Burger King Brought Back The Famous Subservient Chicken -- With A Twist

Burger King Subservient Chicken at partyYouTube/Burger KingThe Subservient Chicken went from a national phenomenon to working children’s birthday parties.

Burger King’s “Subservient Chicken” was one of the web’s first big viral marketing campaigns.

Created in 2004 by the ad agencies CP+B and the Barbarian Group, the campaign allowed people to visit a website, subservientchicken.com, that hosted what appeared to be a live video feed of a man in a chicken suit sitting in a living room.

When people typed in a command, e.g. “do jumping jacks,” the man in the chicken suit would act out what he was told via one of more than 400 pre-recorded actions. At the time, the promotion was totally revolutionary, and the site spread like wildfire to get 20 million hits in its first week.

But in the intervening decade, the Subservient Chicken has faced hard times. At least that’s the story in a 4-minute documentary Burger King made to re-introduce the mascot in support of its new Chicken Big King sandwich, which is sort of like a Big Mac but with fried chicken patties instead of beef.
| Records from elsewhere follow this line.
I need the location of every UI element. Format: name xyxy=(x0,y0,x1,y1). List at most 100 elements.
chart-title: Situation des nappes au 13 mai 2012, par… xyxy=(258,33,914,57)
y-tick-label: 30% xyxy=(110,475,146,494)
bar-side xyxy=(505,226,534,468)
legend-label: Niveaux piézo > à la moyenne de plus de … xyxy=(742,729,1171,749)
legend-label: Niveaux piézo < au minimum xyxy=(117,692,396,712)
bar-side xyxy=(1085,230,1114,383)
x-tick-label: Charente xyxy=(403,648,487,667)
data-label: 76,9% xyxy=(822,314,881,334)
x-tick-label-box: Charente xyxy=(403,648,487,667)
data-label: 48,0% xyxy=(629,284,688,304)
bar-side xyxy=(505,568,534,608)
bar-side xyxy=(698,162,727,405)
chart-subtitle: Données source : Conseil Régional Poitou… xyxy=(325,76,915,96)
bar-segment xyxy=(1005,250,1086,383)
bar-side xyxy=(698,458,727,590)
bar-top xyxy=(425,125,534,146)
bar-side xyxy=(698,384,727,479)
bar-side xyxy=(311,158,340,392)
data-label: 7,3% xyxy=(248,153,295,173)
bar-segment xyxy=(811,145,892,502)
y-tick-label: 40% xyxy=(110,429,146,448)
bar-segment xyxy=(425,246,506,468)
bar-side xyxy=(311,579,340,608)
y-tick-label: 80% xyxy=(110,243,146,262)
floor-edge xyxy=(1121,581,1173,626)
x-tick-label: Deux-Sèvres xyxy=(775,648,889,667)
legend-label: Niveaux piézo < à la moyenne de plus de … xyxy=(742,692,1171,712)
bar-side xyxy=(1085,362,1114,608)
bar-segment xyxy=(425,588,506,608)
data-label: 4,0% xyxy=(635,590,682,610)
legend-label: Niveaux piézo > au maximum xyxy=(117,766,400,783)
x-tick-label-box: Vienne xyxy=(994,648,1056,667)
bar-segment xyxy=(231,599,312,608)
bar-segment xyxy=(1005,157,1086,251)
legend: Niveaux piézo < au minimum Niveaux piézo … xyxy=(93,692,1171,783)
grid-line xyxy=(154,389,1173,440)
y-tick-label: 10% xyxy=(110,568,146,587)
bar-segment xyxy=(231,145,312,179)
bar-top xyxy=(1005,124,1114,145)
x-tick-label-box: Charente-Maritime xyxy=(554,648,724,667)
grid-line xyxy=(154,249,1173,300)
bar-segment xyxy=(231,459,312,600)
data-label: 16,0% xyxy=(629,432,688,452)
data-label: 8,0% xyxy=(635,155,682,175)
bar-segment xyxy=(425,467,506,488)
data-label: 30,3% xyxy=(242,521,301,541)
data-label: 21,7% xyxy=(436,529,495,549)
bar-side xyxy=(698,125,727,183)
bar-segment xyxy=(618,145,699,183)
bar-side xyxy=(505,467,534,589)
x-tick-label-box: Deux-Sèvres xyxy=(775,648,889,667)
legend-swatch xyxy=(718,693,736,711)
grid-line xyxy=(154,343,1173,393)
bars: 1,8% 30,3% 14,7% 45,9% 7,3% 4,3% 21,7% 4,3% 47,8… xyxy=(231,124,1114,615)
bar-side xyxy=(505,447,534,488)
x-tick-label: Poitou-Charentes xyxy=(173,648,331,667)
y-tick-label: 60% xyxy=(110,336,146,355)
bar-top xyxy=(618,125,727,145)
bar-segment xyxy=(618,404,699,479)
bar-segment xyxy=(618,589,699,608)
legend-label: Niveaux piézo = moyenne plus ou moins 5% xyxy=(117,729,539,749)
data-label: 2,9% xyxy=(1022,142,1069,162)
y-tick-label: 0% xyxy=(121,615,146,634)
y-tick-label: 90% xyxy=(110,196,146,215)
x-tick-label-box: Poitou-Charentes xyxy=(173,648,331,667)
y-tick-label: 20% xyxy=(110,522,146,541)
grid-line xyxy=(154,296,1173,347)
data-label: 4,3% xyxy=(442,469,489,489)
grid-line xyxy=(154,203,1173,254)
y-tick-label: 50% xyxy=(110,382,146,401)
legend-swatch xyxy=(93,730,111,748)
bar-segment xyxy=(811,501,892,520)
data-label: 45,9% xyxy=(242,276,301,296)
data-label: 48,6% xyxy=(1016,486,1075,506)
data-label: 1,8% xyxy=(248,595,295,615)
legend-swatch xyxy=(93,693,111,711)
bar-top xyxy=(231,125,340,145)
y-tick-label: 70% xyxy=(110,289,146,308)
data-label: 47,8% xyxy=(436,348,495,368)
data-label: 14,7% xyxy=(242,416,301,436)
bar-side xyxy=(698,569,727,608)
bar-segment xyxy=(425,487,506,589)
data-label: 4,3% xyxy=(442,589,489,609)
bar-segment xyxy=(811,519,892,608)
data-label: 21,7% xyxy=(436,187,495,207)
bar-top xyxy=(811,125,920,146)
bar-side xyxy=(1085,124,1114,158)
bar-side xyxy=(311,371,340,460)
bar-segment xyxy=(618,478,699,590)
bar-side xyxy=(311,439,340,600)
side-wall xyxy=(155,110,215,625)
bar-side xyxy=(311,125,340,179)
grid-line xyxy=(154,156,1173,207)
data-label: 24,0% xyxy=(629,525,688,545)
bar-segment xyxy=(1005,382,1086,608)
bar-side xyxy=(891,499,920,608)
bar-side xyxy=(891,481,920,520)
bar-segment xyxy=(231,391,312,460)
In the video, above, we see the Subservient Chicken’s life go to ruin after his 15 minutes of fame come to end. He goes from being booked on national television to being jeered at children’s birthday parties and participating in a bizarre human cock-fighting event.
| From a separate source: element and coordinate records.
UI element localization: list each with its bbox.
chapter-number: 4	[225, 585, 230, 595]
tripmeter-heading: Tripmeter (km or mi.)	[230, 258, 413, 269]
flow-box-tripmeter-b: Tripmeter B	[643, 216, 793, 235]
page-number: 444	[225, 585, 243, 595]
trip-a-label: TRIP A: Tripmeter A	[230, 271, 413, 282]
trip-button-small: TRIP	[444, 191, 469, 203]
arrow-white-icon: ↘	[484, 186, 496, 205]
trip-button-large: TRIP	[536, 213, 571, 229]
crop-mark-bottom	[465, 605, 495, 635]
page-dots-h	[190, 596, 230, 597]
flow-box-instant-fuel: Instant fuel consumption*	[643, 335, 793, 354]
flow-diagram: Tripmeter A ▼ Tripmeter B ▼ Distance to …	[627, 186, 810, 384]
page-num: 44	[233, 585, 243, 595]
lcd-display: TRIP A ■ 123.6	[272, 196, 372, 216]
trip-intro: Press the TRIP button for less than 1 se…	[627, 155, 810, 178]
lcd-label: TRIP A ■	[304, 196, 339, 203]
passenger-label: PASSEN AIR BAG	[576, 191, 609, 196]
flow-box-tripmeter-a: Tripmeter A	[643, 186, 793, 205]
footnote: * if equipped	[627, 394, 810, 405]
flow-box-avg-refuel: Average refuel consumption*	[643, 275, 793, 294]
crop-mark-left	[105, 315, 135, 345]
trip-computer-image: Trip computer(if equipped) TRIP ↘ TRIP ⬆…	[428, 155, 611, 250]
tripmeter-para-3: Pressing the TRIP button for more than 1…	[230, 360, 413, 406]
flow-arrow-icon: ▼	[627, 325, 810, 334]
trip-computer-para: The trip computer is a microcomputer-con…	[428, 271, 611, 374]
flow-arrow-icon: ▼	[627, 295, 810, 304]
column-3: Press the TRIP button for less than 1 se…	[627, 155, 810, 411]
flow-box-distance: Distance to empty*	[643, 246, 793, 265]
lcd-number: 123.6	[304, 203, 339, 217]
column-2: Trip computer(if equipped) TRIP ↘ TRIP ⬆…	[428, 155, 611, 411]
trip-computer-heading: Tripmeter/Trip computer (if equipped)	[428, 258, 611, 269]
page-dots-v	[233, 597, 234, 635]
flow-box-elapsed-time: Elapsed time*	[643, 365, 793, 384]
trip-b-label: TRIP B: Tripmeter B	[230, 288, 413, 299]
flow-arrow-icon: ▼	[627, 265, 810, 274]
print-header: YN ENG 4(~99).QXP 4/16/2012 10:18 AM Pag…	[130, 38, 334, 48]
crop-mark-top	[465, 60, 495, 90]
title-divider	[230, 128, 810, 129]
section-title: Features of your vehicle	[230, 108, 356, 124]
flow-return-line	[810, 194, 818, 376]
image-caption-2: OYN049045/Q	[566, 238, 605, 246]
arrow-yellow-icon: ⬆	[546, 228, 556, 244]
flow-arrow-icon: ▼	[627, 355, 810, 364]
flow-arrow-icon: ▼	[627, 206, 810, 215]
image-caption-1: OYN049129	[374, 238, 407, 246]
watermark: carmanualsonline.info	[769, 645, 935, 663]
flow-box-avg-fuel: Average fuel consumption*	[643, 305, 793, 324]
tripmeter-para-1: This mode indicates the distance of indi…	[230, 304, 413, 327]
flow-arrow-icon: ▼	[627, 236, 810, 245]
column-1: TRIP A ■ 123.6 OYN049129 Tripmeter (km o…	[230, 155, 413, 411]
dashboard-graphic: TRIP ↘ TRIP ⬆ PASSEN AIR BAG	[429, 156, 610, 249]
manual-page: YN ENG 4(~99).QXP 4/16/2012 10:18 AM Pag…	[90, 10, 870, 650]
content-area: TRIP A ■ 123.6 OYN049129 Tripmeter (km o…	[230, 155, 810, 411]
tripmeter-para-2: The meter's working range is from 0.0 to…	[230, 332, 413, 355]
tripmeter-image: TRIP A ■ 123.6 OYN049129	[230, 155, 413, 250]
The Chicken ultimately goes to jail after being caught buying alcohol for teenagers.

But a boxing trainer finds him begging for work on the side of the street.

And whips him back into shape.

The “documentary” ends with a leaner, meaner Subservient Chicken shooting an ad for the new Chicken Big King. But when it’s his turn to appear on stage, he decides that after a decade of subservience, he’s done doing what he’s told.